Upmarket hostels edging in on the US market
Some investors are betting the next big market in hospitality will be the scruffy, cost-conscious backpacking crowd.
AllianceBernstein LP, Invesco Ltd. and billionaire Ronald Burkle’s Yucaipa Cos. all are pouring money into upscale youth hostels, a new kind of lodging that has been growing in Europe and is starting to crack the U.S. market.
These accommodations look nothing like what travelling college students of years ago are likely to remember. Back then, a youth-hostel stay usually meant sharing dingy, cramped quarters with a dozen strangers and waiting to use a communal restroom.
The modern hostel still offers the social lubricant of shared rooms, though generally for fewer people. But in other respects it more closely resembles a fashionable boutique hotel. Such properties feature private bathrooms, vibrant bars with specialty cocktails, yoga classes on rooftops, and mahogany-filled rooms from interior designers like Roman & Williams. Most also offer the option of private rooms with one or two beds.
This month, Freehand, one of the first of these brands based in the U.S., is opening a Chicago hostel. It is its second U.S. property, following one in Miami Beach that has 278 beds and opened in 2012. Generator Hostels, the operator of nine European hostels with 6,200 beds, is close to a deal to acquire a building on Collins Avenue in Miami Beach for its first U.S. hostel, say people familiar with the matter.
Josh Wyatt, a partner at Patron Capital Partners, the London-based private-equity firm that is the majority owner of Generator, says the high-end hostel concept represented a new niche. “We looked at the boutique space and said, ‘No one really does this with hostels,’ ” he says.

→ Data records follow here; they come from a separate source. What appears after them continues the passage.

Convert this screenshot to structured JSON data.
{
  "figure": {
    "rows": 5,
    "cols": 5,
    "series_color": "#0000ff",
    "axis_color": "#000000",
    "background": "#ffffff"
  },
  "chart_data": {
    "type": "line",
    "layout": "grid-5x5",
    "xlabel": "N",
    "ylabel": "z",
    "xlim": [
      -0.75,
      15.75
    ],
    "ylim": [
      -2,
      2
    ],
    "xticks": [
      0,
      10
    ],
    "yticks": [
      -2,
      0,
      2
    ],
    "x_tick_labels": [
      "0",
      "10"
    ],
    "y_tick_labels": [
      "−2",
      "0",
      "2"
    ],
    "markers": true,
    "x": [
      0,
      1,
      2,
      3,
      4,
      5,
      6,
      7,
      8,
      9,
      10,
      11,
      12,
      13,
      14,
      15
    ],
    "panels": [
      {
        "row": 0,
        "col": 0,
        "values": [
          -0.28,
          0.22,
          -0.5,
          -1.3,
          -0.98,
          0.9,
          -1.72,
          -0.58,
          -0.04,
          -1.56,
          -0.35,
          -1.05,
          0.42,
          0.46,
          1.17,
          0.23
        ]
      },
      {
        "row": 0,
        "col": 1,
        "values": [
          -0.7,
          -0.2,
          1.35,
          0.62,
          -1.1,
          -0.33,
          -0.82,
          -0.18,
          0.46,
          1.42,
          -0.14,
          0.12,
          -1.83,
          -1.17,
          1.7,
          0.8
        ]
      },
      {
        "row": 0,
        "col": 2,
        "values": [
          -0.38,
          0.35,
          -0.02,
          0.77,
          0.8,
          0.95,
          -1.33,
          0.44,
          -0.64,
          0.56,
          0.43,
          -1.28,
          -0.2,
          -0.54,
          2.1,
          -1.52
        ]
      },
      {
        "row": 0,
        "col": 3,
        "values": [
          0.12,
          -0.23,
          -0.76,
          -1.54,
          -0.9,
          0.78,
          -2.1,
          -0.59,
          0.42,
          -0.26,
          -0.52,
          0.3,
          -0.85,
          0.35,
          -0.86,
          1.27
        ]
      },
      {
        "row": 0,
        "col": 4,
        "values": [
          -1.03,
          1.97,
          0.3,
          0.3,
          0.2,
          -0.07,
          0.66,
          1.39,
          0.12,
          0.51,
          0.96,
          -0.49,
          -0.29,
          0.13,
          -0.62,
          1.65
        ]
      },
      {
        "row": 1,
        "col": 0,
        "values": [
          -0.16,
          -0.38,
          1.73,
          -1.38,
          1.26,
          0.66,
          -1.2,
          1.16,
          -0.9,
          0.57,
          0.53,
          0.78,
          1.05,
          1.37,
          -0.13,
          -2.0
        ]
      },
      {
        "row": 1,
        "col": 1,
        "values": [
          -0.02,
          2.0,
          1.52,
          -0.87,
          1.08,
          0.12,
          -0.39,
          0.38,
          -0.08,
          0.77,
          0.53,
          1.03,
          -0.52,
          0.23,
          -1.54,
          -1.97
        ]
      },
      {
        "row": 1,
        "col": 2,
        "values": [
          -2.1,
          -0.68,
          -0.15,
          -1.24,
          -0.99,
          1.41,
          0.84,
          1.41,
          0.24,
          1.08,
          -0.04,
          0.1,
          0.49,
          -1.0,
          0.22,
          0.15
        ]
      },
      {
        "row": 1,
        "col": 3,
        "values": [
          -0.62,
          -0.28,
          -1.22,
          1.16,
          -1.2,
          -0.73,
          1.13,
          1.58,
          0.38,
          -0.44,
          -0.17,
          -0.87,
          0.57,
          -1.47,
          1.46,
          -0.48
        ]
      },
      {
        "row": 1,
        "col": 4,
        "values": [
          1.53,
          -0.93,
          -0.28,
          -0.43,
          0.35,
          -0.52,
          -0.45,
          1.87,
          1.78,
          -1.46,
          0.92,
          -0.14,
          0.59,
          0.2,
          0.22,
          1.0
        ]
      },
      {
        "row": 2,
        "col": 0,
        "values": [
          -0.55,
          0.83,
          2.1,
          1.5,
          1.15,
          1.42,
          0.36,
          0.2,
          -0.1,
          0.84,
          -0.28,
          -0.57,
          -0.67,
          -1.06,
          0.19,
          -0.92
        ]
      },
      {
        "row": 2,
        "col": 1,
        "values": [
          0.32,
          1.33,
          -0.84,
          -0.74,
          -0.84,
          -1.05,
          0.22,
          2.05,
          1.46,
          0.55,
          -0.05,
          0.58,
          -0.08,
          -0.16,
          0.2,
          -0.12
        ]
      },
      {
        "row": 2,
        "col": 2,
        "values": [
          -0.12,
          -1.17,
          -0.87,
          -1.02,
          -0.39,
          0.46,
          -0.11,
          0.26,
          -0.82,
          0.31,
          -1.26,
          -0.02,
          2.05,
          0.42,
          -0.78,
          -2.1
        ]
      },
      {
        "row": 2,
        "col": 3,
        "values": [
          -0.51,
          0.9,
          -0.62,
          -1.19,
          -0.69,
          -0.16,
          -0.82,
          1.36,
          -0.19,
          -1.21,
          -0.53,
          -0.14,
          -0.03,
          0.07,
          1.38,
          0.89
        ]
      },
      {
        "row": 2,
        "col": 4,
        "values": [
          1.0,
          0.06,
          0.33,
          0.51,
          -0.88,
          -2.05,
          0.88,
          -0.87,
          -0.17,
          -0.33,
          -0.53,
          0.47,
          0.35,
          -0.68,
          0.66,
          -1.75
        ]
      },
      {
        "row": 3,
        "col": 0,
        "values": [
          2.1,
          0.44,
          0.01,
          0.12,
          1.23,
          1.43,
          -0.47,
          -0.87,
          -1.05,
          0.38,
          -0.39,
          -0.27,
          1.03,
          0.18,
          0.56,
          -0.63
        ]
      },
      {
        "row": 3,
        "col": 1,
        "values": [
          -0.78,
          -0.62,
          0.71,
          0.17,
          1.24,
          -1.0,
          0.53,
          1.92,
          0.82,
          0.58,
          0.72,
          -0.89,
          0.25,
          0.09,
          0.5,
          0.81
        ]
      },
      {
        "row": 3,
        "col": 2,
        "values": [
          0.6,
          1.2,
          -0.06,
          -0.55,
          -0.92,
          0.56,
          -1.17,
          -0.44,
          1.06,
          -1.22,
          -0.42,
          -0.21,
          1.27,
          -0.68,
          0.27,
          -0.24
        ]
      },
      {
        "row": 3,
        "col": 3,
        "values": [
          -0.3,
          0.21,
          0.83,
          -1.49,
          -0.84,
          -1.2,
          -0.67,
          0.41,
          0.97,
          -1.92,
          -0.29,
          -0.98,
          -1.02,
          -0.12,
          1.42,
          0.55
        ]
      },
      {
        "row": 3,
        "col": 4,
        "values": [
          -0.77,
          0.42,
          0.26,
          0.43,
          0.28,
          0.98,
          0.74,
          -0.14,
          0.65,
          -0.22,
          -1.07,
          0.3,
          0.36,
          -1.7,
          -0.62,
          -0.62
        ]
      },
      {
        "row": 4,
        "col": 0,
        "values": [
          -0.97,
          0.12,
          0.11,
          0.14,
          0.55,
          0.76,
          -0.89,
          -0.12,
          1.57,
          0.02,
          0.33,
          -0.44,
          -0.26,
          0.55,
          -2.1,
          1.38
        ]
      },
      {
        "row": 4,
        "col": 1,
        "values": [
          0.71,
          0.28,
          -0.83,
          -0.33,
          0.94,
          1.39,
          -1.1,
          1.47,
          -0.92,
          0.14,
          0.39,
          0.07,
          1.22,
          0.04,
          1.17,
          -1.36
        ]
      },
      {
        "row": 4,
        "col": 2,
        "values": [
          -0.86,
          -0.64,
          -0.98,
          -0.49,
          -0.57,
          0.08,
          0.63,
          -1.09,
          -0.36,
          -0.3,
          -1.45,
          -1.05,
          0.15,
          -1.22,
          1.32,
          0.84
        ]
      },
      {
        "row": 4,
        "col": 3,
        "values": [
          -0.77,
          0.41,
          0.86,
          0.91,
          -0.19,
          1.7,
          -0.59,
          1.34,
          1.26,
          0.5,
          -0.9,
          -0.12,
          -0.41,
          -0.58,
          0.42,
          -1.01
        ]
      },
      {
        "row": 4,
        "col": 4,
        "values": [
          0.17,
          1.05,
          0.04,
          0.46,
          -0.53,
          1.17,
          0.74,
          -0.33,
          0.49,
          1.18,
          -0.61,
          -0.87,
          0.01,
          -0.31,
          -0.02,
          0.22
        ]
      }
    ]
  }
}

The budding interest in a sector historically dominated by modest mom-and-pop operations shows how well the hospitality market is doing, but also how crowded the more-traditional segments of the market have become. It also shows how any business model that attracts the much-coveted millennial generation, often defined as the group born between 1980 and 2000, holds a particular investor appeal.
A recent report from real-estate broker CBRE Group Inc. says this generation of travelers has about €200 billion ($220 billion) in annual spending power, stays longer when travelling than other age groups, and didn’t much slow its travelling during the recession. “The millennials want something cheap, but they want it to be cool,” says Bert Crouch, a portfolio manager at Invesco, which last year paid €60 million for a 23% stake in Generator.
The hostel model typically relies on high per-room occupancy and lower costs, such as providing only light housekeeping in the shared rooms. It also counts on strong food and beverage sales. Mr. Wyatt says Generator’s average bed rate is €25 and that guests typically spend at least half that amount at the bar or restaurant or on travel items sold at the hostel.
Hostel owners say their products attract budget-minded travelers to cities they might otherwise not be able to afford. A spot in an eight-bed room at the Freehand Miami has rented on average in 2015 for about $42 a night, Freehand says. By contrast, a hotel room in Miami this year charged on average $242 a night, according to data tracker STR Inc.
Some analysts caution that the track record for these modern hostels is short and predicting the future tastes of the younger generation can be difficult. In the U.S., there could also be a perception problem to overcome, since hostels are still often associated with concerns about safety, noise and cleanliness.
“We’d be naive to think the concept will be accepted right off,” Invesco’s Mr. Crouch says. “But it won’t take long with social media for the word to spread about the experience.”
Hostels have to compete with other low-cost options, including budget hotels and home-rental companies like Airbnb Inc. Operators looking to open hostels in New York also face potential legal issues. A local law limits the number of people who aren’t traveling together that can stay in a room at the same time.
“We have the capital ready to go and a few sites in mind, but we need to be legal to be ready to operate,” says Robert Savage, spokesman for Beds & Bars, a U.K.-based hostel company that operates in 10 European cities. He says the company is avoiding the U.S. until it can start with a foothold in New York.
Not everyone is deterred. Andrew Zobler, chief executive of hotel developer Sydell Group, which owns Freehand with Yucaipa and AllianceBernstein, says he plans to open a downtown Manhattan property within three years, tweaking his formula to focus more on private rooms.
Freehand also expects to open a Los Angeles hostel in about 18 months. Mr. Zobler says he and his partners are spending $250 million on the four projects.
Generator got its start in 2007 when Patron bought hostels in London and Berlin, with part of the €40 million Patron allotted to this investment idea. The company expects to have 13 hostels open by the end of 2016, and it is looking in Los Angeles, Washington and other U.S. cities.
“It may be a few years for the U.S. to fully embrace hostels,” Mr. Wyatt says. “But there is momentum building.”